Soweit der Antrag begründet ist, bestehen auf der Grundlage der Ausführungen des HLSG in der oben genannten Entscheidung vom 26. Februar 2020, denen die erkennende Kammer folgt, bei summarischer Prüfung der Leistungskürzung, denen der Antragsteller bereits wiederholt ausgesetzt gewesen ist, nämlich auch hier die nicht nur vom HLSG formulierten verfassungsrechtlichen Bedenken an der streitigen Leistungskürzung, wobei sich ebenfalls das Sächsische Landessozialgericht nicht nur mit seiner o.a. Entscheidung, sondern ebenfalls zwei weiteren Entscheidungen (vgl. Beschlüsse vom 11. Januar 2021, L 8 AY 10/20 B ER und vom 3. März 2021, L 8 AY 8/20 BER, juris) dahingehend geäußert hat, dass die Regelung in § 1 Abs. 1 S. 2 AsylbLG den im Urteil des Bundesverfassungsgerichts (BVerfG) vom 5. November 2019 (1 BvL 7/16, zitiert nach juris) genannten verfassungsrechtlichen Anforderungen widerspreche. Dabei weist das Sächsische Landessozialgericht darauf hin, dass aus der Kürzung nach § 1a AsylbLG einem von der Leistungseinschränkung betroffenen Ausländer rund 50% seines monatlichen Regelbedarfs vorenthalten werde. Das BVerfG habe die Sanktionsnormen im SGB II für verfassungswidrig erklärt, die über die Höhe der Leistungsminderung selbst bei wiederholten Pflichtverletzungen von 30% hinausgehen würden. Kürzungen i.H.v. 60% habe es als unzumutbar und für verfassungswidrig beurteilt.

Gleiches gilt mit der Rechtsprechung der Kammer (SG Kassel, u.a. Urteile vom 19. November 2020, S 12 AY 56/20 und S 12 AY 44/20) und der des HLSG (Beschluss vom 13. April 2021) dann aber auch bezogen auf § 2 Abs. 1 Satz 4 Nr. 1 AsylbLG sowie § 3a Abs. 1 Satz 1 Nr. 2 b) AsylbLG, § 3a Abs. 2 Satz 1 Nr. 2 b) AsylbLG

Im Rahmen der Folgenabwägung ist dem Antragsteller daher einerseits die weitere Anspruchseinschränkung nach § 1a AsylbLG jedenfalls im Rahmen der Gewährung einstweiligen Rechtsschutzes unter Berücksichtigung seiner verfassungsrechtlichen Ansprüche nicht zuzumuten und der Antragsgegner ist dazu zu verpflichten, vorläufig ungekürzte Leistungen nach dem AsylbLG zu gewähren (vgl. hierzu auch u.a. SG Kassel, Beschluss vom 5. Mai 2021, S 11 AY 7/21 ER und SG Marburg, Beschluss vom 13. April 2021, S 9 AY 1/21 ER); gleiches gilt andererseits und darüber hinausgehend dann aber auch für eine alleinige Leistungsgewährung nach der Regelbedarfsstufe 2 statt nach der Regelbedarfsstufe 1. Dies auch unabhängig davon, dass mit dem HLSG (Beschluss vom 13. April 2021) die Leistungshöhen der § 3a Abs. 1 Satz 1 Nr. 2 b) AsylbLG, § 3a Abs. 2 Satz 1 Nr. 2 b) AsylbLG und § 2 Abs. 1 Satz 4 Nr. 1 AsylbLG nach summarischer Prüfung darüberhinausgehend auch unionsrechtswidrig sind.
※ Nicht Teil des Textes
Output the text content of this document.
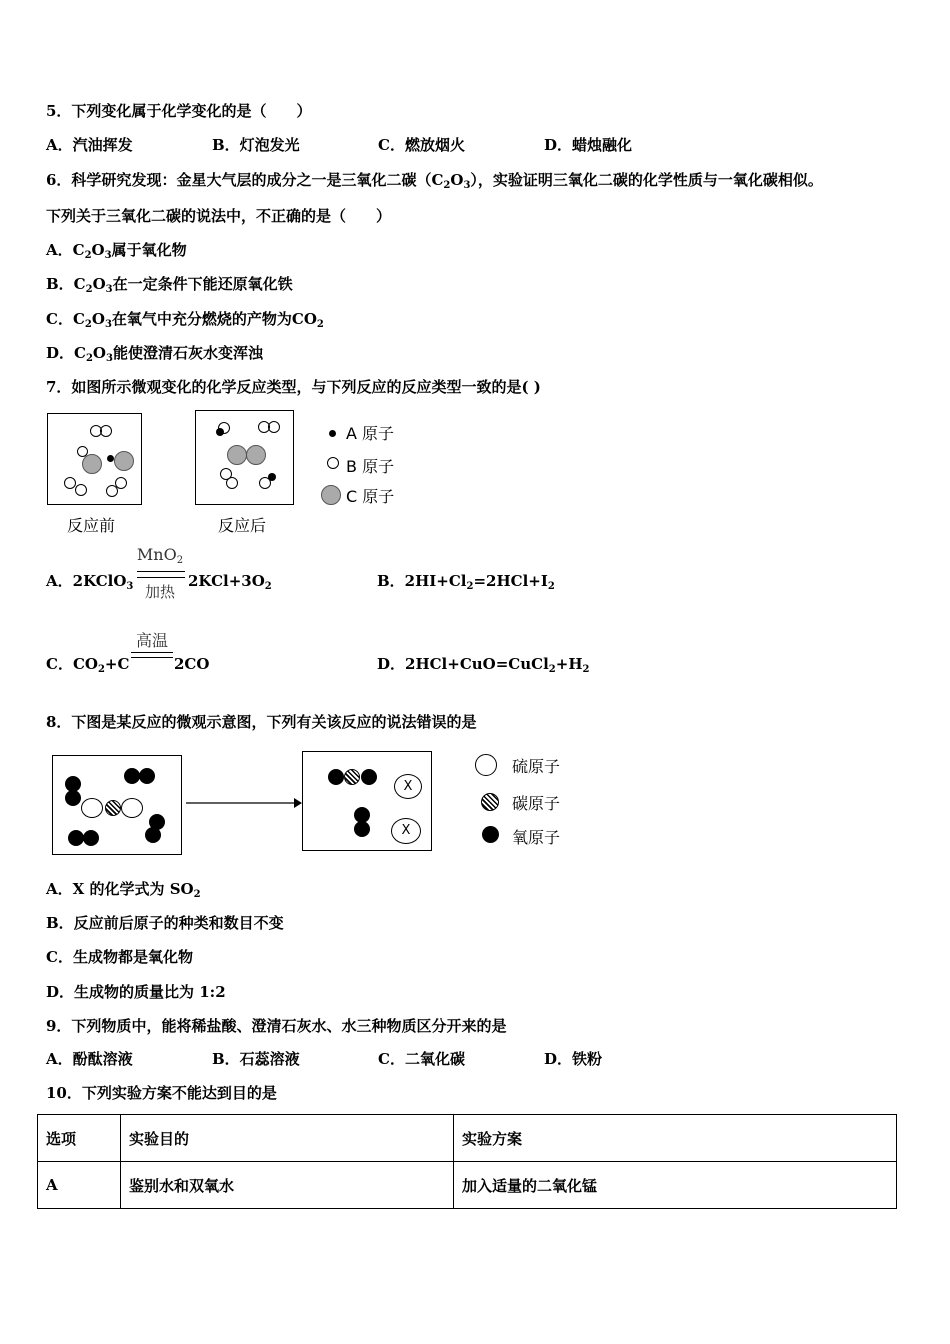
5．下列变化属于化学变化的是（　　）
A．汽油挥发	B．灯泡发光	C．燃放烟火	D．蜡烛融化
6．科学研究发现：金星大气层的成分之一是三氧化二碳$(C_2O_3)$，实验证明三氧化二碳的化学性质与一氧化碳相似。
下列关于三氧化二碳的说法中，不正确的是（　　）
A．$C_2O_3$属于氧化物
B．$C_2O_3$在一定条件下能还原氧化铁
C．$C_2O_3$在氧气中充分燃烧的产物为$CO_2$
D．$C_2O_3$能使澄清石灰水变浑浊
7．如图所示微观变化的化学反应类型，与下列反应的反应类型一致的是( )
反应前	反应后
A 原子
B 原子
C 原子
A．2KClO$_3$
MnO$_2$
加热
$2KCl+3O_2$	B．$2HI+Cl_2=2HCl+I_2$
C．$CO_2+C$
高温
2CO	D．$2HCl+CuO=CuCl_2+H_2$
8．下图是某反应的微观示意图，下列有关该反应的说法错误的是
X
X
硫原子
碳原子
氧原子
A．X 的化学式为 $SO_2$
B．反应前后原子的种类和数目不变
C．生成物都是氧化物
D．生成物的质量比为 1:2
9．下列物质中，能将稀盐酸、澄清石灰水、水三种物质区分开来的是
A．酚酞溶液	B．石蕊溶液	C．二氧化碳	D．铁粉
10．下列实验方案不能达到目的是
选项	实验目的	实验方案
A	鉴别水和双氧水	加入适量的二氧化锰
Bei der Entscheidung ist insoweit letztlich und in erster Linie auf die Aussichten im Hauptverfahren abzustellen. Ist eine Klage offensichtlich begründet, wird die Anordnung in der Regel erlassen, ist sie offensichtlich unbegründet, wird sie in der Regel abgelehnt. Liegen schließlich beide Voraussetzungen nicht offensichtlich vor, ist darüber hinaus im Rahmen des Ermessens eine Interessenabwägung durchzuführen. Dabei müssen in Verfahren im einstweiligen Rechtsschutz die Gerichte bei der Auslegung der anzuwendenden Vorschriften der besonderen Bedeutung der betroffenen Grundrechte und den Anforderungen eines effektiven Rechtsschutzes Rechnung tragen und insbesondere die Folgen der Versagung des vorläufigen Rechtsschutzes berücksichtigen. Je schwerer die Belastungen hieraus wiegen und je geringer die Wahrscheinlichkeit ist, dass sie im Falle des Obsiegens in der Hauptsache rückgängig gemacht werden können, umso weniger darf das Interesse an einer vorläufigen Regelung zurückgestellt werden. Insoweit reicht es in diesen Fällen aus, dass bei einer überschlägigen Prüfung der Sach- und Rechtslage Gründe dafürsprechen, dass ein Anspruch auf Gewährung der begehrten Leistung besteht (Anordnungsanspruch).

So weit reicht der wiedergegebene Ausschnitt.